Discovering Likely Mappings between APIs using Text Mining by Rahul Pandita, Raoul Praful Jetley, Sithu D Sudarsan, Laurie Williams.
Abstract:
Developers often release different versions of their applications to support various platform/programming-language application programming interfaces (APIs). To migrate an application written using one API (source) to another API (target), a developer must know how the methods in the source API map to the methods in the target API. Given a typical platform or language exposes a large number of API methods, manually writing API mappings is prohibitively resource-intensive and may be error prone. Recently, researchers proposed to automate the mapping process by mining API mappings from existing codebases. However, these approaches require as input a manually ported (or at least functionally similar) code across source and target APIs. To address the shortcoming, this paper proposes TMAP: Text Mining based approach to discover likely API mappings using the similarity in the textual description of the source and target API documents. To evaluate our approach, we used TMAP to discover API mappings for 15 classes across: 1) Java and C# API, and 2) Java ME and Android API. We compared the discovered mappings with state-of-the-art source code analysis based approaches: Rosetta and StaMiner. Our results indicate that TMAP on average found relevant mappings for 57% more methods compared to previous approaches. Furthermore, our results also indicate that TMAP on average found exact mappings for 6.5 more methods per class with a maximum of 21 additional exact mappings for a single class as compared to previous approaches.
From the introduction:
Our intuition is: since the API documents are targeted towards developers, there may be an overlap in the language used to describe similar concepts that can be leveraged.
There are a number of insights in this paper but this statement of intuition alone is enough to justify reading the paper.
What if instead of API documents we were talking about topics that had been written for developers?
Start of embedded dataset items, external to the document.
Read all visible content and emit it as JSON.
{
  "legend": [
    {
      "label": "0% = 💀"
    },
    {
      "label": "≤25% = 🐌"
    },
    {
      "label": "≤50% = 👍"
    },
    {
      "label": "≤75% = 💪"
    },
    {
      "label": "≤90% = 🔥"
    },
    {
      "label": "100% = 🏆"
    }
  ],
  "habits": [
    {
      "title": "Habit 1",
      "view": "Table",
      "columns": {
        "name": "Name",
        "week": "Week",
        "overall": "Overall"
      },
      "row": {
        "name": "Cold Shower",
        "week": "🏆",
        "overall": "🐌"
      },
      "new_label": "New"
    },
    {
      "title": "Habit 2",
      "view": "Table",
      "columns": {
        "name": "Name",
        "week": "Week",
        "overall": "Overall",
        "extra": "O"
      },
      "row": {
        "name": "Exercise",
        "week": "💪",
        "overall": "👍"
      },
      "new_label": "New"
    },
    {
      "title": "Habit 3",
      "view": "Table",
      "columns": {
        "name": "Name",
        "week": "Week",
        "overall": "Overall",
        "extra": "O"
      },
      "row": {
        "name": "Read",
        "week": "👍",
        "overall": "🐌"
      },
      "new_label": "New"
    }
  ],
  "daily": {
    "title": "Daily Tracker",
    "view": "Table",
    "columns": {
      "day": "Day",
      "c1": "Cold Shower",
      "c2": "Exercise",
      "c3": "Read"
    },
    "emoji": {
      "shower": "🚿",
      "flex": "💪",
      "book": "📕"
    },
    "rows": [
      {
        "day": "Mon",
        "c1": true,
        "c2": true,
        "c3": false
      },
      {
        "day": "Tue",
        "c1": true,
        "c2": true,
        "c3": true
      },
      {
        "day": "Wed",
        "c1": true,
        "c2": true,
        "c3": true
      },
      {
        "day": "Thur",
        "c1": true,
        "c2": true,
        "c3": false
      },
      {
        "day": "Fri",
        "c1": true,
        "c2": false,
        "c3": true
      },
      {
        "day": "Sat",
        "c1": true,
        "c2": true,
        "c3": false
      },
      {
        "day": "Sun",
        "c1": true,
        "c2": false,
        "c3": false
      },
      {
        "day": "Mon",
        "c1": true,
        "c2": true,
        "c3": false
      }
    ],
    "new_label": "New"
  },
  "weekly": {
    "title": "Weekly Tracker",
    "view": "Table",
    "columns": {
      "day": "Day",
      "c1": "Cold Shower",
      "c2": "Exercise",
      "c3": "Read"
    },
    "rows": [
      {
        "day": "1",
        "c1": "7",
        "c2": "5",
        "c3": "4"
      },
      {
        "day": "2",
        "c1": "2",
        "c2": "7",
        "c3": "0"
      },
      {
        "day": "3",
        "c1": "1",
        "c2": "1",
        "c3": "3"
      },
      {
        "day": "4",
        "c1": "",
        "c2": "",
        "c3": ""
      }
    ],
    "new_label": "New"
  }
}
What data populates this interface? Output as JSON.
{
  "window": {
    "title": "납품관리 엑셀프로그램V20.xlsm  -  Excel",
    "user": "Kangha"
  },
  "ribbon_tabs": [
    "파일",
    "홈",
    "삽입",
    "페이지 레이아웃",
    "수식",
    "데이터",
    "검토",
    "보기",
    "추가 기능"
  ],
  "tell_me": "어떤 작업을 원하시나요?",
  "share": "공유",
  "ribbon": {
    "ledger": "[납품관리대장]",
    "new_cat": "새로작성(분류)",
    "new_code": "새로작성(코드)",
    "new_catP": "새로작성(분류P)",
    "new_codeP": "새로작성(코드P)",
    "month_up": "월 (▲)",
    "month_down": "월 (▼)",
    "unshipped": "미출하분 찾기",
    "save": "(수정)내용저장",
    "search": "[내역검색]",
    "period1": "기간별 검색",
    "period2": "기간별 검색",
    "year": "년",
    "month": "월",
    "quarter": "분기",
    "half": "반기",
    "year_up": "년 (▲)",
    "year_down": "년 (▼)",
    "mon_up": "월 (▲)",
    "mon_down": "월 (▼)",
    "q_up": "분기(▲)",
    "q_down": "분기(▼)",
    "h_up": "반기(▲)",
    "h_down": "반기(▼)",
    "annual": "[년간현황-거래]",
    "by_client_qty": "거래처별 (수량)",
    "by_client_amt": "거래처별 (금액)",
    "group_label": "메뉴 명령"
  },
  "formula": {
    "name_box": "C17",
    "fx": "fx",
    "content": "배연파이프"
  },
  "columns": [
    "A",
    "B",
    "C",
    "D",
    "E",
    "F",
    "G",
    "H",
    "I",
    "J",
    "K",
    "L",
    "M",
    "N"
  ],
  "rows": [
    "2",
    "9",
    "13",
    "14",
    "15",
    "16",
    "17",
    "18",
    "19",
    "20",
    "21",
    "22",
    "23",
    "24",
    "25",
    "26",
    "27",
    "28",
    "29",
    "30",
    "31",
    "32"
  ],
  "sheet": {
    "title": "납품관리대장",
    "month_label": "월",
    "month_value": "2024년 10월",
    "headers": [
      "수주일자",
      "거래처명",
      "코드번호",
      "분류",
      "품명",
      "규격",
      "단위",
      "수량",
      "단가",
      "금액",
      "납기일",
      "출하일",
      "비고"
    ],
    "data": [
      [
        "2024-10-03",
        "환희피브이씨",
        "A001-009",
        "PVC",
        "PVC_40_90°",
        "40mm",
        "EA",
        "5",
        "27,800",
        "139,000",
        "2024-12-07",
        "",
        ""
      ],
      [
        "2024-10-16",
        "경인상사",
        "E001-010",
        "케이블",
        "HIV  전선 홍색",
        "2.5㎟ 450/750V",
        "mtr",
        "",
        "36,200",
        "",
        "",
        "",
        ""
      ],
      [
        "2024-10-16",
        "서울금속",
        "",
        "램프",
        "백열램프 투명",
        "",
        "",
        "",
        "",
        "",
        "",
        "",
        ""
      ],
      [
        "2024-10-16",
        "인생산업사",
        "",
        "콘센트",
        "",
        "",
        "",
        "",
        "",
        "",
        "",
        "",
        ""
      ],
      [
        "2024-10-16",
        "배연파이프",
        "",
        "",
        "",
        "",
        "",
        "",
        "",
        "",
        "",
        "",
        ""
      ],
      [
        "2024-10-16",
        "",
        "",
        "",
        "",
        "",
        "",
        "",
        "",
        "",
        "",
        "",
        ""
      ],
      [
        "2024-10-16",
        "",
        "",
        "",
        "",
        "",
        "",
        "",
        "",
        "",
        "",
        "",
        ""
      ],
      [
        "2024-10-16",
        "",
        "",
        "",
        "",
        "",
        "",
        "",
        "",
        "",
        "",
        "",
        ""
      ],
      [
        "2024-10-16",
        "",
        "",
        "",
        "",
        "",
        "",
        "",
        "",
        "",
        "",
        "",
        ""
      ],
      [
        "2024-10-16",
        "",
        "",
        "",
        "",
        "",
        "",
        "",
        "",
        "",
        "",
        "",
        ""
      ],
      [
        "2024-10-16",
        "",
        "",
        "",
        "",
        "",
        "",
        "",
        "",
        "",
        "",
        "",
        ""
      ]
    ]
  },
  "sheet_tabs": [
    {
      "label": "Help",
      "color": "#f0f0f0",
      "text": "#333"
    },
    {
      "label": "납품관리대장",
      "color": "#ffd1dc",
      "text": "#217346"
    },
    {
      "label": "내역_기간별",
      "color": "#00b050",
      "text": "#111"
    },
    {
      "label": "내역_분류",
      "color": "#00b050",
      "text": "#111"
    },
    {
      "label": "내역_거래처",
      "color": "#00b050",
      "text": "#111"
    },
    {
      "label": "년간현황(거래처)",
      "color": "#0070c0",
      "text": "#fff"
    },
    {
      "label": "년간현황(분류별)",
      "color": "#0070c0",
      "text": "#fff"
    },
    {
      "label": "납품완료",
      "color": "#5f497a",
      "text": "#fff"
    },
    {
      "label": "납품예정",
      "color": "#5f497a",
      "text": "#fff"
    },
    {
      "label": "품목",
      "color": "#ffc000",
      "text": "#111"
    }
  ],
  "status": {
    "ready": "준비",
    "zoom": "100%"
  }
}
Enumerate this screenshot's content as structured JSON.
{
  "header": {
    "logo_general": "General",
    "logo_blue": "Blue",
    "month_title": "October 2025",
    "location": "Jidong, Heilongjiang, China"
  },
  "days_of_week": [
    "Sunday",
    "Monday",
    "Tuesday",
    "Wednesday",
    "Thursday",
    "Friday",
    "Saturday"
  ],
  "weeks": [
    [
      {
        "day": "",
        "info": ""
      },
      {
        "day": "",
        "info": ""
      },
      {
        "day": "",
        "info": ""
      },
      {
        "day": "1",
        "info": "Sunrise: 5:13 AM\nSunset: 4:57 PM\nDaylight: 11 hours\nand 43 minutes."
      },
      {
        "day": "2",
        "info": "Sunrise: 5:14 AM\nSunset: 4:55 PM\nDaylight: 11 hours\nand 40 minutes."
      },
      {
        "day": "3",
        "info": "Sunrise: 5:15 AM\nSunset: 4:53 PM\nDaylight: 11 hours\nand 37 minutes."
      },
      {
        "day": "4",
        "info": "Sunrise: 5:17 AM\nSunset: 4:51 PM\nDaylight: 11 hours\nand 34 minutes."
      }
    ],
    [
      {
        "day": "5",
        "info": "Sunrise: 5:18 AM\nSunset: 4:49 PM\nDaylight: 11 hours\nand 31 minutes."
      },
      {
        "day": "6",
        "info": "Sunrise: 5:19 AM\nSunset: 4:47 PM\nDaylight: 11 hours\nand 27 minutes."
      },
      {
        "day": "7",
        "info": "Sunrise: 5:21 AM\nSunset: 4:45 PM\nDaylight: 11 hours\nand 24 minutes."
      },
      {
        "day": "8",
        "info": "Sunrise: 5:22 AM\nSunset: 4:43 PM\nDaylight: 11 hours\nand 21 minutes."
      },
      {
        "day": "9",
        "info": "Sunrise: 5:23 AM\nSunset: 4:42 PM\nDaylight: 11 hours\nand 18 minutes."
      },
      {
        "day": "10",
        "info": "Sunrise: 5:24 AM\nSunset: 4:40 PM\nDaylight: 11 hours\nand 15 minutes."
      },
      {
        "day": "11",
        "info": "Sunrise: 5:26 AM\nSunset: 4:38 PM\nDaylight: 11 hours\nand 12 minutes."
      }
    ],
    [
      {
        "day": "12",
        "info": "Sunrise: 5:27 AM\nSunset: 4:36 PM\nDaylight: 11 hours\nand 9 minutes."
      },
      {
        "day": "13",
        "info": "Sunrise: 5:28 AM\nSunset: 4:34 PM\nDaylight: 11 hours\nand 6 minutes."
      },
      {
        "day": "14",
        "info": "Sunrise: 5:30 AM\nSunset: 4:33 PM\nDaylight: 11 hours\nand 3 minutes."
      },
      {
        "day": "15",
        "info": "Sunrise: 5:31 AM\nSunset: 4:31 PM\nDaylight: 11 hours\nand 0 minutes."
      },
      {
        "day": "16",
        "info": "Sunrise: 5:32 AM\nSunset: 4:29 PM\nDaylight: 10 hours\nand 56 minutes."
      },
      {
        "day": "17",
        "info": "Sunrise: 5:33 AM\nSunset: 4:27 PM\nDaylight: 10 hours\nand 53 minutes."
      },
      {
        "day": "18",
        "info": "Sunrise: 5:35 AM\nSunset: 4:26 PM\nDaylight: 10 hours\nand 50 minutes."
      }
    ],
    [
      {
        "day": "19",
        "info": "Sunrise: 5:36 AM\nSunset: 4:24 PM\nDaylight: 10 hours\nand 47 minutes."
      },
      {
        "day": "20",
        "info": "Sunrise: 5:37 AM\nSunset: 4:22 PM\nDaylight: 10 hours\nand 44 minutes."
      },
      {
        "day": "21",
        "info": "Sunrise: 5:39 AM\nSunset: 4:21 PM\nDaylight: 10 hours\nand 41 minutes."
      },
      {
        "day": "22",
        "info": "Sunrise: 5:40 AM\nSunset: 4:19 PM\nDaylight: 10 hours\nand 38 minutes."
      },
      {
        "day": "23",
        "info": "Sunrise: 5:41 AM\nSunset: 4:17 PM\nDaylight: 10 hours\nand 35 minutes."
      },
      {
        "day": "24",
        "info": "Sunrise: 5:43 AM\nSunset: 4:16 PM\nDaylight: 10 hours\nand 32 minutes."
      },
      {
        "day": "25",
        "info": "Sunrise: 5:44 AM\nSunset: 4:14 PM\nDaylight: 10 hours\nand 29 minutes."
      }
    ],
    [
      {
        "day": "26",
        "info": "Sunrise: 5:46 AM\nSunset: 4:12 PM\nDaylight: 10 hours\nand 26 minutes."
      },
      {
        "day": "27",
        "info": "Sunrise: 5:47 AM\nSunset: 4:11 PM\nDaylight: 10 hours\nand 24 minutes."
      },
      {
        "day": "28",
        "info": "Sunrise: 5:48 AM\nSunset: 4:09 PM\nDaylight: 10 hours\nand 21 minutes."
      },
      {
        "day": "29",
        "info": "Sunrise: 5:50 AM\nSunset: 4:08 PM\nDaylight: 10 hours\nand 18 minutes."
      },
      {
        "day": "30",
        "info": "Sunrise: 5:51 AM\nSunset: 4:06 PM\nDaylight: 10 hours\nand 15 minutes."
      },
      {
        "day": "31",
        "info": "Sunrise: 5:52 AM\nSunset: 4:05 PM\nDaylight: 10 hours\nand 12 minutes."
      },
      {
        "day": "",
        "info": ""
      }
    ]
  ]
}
Isn’t it fair to assume that concepts would have the same or similar vocabularies?
The evidence from this paper certainly suggests that to be the case.
Of course, merging rules would have to allow for “likely” merging of topics, which could then be refined by readers.
Readers who hopefully contribute more information to make “likely” merging more “precise.” (At least in their view.)
That’s one of the problems with most semantic technologies isn’t it?
“Precision” can only be defined from a point of view, which by definition varies from user to user.
What would it look like to allow users to determine their desired degree of semantic precision?
Suggestions?